Ninguno tuvo la falta de tacto de mencionar a Helen (los profesores universitarios son demasiado educados para eso), y por tanto se limitaban a temas supuestamente neutrales: noticias recientes, política, deportes. Yo no tenía la menor idea de lo que hablaban. Hacía más de un año que no leía un periódico, y por lo que a mí respectaba, bien podían referirse a hechos que se hubieran producido en otro planeta.

La fiesta empezó con todo el mundo arremolinándose en la planta baja, entrando y saliendo de las habitaciones, juntándose durante unos minutos para luego separarse y formar otros grupos en otros cuartos. Yo fui del salón al comedor y de la cocina al estudio, y en algún momento Greg me abordó y me puso en la mano un whisky con soda. Lo cogí sin pensar y, como estaba inquieto y no me sentía cómodo, me lo bebí en unos veinticuatro segundos.

Era la primera copa que me tomaba en más de un año.

Había sucumbido a las tentaciones de diversos minibares de hotel mientras me documentaba sobre Hector Mann, pero juré no volver a tomar una gota de alcohol cuando me mudé a Brooklyn y me puse a escribir. No es que me muriese especialmente de ganas por beber cuando no tenía alcohol a mano, pero era consciente de que me faltaba muy poco para caer en un grave problema. Mi comportamiento a raíz del accidente me había convencido de ello, y si no me hubiera armado de valor para salir de Vermont cuando lo hice, probablemente no habría vivido lo suficiente para asistir a la fiesta de Greg y Mary; por no hablar de estar en condiciones de preguntarme por qué coño había vuelto.
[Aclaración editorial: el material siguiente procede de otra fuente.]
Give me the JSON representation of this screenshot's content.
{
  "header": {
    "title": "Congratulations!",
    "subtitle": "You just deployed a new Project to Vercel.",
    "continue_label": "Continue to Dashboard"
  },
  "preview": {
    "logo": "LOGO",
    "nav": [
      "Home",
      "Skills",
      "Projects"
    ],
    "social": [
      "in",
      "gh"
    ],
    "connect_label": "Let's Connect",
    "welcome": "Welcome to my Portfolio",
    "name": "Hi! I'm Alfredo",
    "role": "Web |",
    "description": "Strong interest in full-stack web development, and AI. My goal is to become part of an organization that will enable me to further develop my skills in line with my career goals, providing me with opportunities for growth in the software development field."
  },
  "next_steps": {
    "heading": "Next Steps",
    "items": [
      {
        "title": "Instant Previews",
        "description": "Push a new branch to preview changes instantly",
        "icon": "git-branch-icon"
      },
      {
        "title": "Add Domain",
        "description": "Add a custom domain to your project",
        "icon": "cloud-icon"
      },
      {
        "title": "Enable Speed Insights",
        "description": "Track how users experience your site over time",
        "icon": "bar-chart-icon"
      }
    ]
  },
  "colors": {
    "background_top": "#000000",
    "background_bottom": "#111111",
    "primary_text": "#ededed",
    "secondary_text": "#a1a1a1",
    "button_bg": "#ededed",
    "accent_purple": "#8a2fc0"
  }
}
Cuando acabé la copa, me dirigí al bar para servirme otra, pero esta vez prescindí de la soda y sólo añadí hielo.

Para la tercera, me olvidé del hielo y me lo serví seco.

Cuando la cena estuvo lista, los invitados se alinearon en torno a la mesa del comedor, se llenaron los platos y se dispersaron por las demás habitaciones de la casa en busca de sillas. Acabé en el estudio, apretujado entre el brazo del sofá y Karin Müller, lectora de alemán. Para entonces yo ya tenía la coordinación un poco floja, y estando allí sentado con un plato de estofado de ternera y ensalada en precario equilibrio sobre las rodillas, me volví para coger mi copa de detrás del sofá (donde la había dejado antes de sentarme), y nada más cogerla se me escapó de la mano.